Beyond the R1.5 billion revenue improvement, Nico Bezuidenhout told me that the heightened codeshare relationship would have many other benefits for SAA: for example, SAA would be able to cancel the loss-making Abu Dhabi sector that it was forced to operate to maintain its relationship with Etihad. He also pointed out that the Emirates deal would have been great for SAA’s pilots as it would to have enabled them to fly for Emirates when there was not enough demand from SAA. Plus they would have shared knowledge and training facilities with the huge Middle East airline.
Cynthia Stimple’s book shows that there were no less than three different signing opportunities with Emirates that could have given fantastic publicity to SAA: However, all three had to be cancelled because of Myeni's failure to just sign the deal’s Memorandum of Understanding (MoU) off.

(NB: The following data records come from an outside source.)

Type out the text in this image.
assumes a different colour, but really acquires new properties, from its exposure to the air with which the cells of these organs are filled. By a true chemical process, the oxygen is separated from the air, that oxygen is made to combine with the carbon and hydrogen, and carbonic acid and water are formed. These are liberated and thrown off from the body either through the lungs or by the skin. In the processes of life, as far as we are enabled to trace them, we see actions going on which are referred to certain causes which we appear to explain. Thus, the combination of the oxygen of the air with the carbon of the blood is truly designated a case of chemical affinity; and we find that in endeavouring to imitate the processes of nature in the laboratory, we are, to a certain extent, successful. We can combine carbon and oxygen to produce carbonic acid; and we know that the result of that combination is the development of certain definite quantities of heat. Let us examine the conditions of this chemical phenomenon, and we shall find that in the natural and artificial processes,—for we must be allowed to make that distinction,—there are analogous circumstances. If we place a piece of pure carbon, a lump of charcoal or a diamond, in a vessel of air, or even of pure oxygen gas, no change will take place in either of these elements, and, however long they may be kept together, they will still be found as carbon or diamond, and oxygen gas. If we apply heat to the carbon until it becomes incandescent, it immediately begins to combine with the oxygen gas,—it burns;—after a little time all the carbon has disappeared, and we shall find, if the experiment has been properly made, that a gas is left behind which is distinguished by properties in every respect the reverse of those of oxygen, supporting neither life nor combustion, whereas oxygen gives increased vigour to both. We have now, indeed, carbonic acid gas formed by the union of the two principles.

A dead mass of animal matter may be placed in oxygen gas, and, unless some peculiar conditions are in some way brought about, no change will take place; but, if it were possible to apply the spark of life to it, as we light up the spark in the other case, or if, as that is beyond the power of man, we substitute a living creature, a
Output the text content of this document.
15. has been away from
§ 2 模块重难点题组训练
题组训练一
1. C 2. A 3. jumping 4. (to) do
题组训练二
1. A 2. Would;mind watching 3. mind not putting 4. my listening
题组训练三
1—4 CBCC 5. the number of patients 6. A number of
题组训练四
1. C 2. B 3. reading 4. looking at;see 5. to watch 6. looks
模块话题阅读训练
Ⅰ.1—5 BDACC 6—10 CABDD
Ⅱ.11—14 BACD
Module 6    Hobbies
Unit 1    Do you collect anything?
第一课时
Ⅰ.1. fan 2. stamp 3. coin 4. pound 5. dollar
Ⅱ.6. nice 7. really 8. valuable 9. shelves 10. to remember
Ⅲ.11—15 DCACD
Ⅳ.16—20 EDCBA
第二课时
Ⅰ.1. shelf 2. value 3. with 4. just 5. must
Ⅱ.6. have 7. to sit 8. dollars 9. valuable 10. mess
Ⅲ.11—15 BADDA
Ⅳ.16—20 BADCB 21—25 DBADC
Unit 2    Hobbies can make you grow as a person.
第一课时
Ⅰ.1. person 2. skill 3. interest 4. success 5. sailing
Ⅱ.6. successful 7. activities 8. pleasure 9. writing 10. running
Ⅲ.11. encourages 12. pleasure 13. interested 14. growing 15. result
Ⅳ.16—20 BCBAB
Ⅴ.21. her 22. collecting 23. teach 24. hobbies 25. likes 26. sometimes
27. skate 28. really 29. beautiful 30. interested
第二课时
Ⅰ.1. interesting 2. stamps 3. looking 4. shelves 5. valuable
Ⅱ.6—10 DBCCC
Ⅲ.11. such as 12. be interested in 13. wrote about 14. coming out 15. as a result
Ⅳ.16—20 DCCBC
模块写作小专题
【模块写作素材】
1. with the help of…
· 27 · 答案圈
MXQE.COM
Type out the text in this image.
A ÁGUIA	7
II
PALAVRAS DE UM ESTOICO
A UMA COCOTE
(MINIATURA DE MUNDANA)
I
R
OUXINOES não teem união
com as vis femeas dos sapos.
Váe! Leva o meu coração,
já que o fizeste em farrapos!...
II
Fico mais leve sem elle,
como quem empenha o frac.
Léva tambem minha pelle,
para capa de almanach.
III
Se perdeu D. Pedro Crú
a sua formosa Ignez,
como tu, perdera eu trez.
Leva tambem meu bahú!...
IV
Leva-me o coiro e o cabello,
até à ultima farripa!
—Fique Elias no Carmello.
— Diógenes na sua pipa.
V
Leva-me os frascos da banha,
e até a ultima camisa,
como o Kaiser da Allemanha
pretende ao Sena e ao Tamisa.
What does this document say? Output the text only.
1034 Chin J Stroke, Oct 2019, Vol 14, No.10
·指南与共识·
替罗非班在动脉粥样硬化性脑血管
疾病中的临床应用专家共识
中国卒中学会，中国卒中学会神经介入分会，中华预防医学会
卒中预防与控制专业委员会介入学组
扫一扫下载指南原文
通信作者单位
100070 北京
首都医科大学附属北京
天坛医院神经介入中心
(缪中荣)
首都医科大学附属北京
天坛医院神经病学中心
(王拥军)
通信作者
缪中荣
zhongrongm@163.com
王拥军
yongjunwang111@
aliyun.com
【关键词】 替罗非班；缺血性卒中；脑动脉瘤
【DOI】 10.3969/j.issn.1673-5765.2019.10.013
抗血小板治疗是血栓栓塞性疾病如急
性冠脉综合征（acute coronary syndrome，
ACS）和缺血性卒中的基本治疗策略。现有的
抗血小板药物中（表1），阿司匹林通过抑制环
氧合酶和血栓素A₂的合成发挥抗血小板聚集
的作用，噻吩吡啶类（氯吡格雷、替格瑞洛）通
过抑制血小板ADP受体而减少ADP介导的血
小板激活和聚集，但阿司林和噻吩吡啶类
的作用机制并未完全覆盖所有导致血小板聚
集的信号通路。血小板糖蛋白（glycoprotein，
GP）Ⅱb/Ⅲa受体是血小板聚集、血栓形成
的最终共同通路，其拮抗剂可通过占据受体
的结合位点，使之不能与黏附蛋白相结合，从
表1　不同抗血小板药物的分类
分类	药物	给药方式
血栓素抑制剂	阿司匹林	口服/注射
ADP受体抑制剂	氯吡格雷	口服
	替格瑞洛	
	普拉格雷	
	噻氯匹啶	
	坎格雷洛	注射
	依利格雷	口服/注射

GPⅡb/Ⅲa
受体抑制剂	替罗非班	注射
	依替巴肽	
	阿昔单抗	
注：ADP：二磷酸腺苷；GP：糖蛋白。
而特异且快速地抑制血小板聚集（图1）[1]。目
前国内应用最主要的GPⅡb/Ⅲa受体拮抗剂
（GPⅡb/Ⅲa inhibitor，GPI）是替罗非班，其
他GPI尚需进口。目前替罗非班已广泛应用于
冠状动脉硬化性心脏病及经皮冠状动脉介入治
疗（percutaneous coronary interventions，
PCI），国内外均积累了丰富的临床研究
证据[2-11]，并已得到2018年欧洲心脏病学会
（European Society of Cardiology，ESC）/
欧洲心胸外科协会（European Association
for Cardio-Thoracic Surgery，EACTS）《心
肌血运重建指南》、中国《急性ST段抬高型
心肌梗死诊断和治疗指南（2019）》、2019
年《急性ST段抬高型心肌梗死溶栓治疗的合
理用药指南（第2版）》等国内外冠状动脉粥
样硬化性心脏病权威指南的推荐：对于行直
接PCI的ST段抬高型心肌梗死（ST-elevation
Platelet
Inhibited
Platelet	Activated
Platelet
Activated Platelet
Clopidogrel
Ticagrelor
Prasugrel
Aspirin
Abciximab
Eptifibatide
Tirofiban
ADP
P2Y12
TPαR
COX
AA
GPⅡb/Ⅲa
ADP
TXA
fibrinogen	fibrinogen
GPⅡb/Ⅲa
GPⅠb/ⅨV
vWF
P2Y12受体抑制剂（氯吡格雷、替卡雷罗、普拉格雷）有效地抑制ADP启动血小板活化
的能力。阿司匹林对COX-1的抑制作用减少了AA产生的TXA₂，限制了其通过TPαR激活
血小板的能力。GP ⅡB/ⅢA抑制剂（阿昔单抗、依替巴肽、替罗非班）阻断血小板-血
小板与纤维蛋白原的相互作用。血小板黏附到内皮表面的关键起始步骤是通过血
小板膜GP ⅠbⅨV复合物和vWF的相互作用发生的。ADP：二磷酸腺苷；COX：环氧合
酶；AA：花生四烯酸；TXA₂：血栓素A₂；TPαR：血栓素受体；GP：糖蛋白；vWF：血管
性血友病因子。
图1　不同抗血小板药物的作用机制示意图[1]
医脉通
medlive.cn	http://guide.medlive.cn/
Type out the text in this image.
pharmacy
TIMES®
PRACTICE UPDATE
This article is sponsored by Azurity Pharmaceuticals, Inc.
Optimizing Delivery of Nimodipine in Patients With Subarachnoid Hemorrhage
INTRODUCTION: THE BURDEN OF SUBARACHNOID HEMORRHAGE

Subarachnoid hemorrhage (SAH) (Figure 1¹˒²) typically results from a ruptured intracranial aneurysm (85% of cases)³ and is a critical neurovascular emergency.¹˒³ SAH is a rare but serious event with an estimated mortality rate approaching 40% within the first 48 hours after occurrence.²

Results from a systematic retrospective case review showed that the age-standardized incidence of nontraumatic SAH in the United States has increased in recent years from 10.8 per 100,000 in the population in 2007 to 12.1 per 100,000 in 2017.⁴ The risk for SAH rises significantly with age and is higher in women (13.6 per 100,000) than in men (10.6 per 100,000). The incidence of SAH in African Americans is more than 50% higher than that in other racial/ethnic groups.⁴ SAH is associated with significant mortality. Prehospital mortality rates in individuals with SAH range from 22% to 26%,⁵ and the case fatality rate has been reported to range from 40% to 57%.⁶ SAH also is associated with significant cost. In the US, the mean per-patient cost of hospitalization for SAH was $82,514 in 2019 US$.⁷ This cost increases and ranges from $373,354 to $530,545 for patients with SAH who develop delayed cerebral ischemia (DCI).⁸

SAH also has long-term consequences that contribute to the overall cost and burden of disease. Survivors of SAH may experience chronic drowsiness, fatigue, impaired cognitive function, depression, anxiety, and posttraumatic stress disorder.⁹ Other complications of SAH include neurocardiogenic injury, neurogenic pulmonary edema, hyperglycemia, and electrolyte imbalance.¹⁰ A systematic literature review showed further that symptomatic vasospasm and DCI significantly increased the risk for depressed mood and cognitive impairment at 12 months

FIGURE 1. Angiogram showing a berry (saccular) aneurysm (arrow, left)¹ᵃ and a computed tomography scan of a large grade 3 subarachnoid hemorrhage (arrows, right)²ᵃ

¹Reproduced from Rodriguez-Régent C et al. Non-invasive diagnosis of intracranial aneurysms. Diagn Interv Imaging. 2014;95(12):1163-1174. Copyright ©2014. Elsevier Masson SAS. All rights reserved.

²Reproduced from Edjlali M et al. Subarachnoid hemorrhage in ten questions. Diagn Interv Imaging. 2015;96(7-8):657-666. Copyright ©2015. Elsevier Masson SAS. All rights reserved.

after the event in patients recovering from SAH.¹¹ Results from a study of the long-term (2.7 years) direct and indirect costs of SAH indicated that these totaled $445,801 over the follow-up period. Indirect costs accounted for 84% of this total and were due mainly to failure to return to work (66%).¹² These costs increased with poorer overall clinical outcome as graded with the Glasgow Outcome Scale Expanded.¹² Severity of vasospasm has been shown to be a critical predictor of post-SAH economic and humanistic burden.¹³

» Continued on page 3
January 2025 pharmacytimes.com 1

The first attempt was on 5 May 2015 at the Arabian Travel Market in Dubai where Myeni was to meet Sir Tim Clark, the CEO of Emirates and Sheik Ahmed bin Saeed Al Maktoum, Chairman of the airline. Yet at the last minute she called in sick and then sent a letter to Al Maktoum stating that pressing commitments and unforeseen circumstances prevented her from attending the signing.
It is just not acceptable to stand-up the chairperson and CEO of the largest airline in the Middle East. SAA had egg all over its face.
Then, a week later, on 12 May, Sir Tim Clark visited Cape Town and personally invited Myeni to a meeting to sign the MoU. But once again she stood him up. The third occasion was at the Paris Air Show where Nico Bezuidenhout tells me she phoned him at midnight on the night before the signing and threatened that Nico and his wife Glynnis (who also worked for SAA) should not return to South Africa if the MoU was signed. In his long history in the Middle East, with its common practice of political meddling in business, Tim Clarke had seen this movie before and expressed his sympathy to Bezuidenhout. But after three attempts, Tim Clark told Bezuidenhout that the deal was off the table.
It is hard to understand why Myeni was so intent on sabotaging this lifesaving deal for SAA. In the absence of any other reason, I can only assume it was pure childish spite on Myeni’s part, as she didn’t want Bezuidenhout to succeed and was prepared to sacrifice the entire airline to that poisonous end.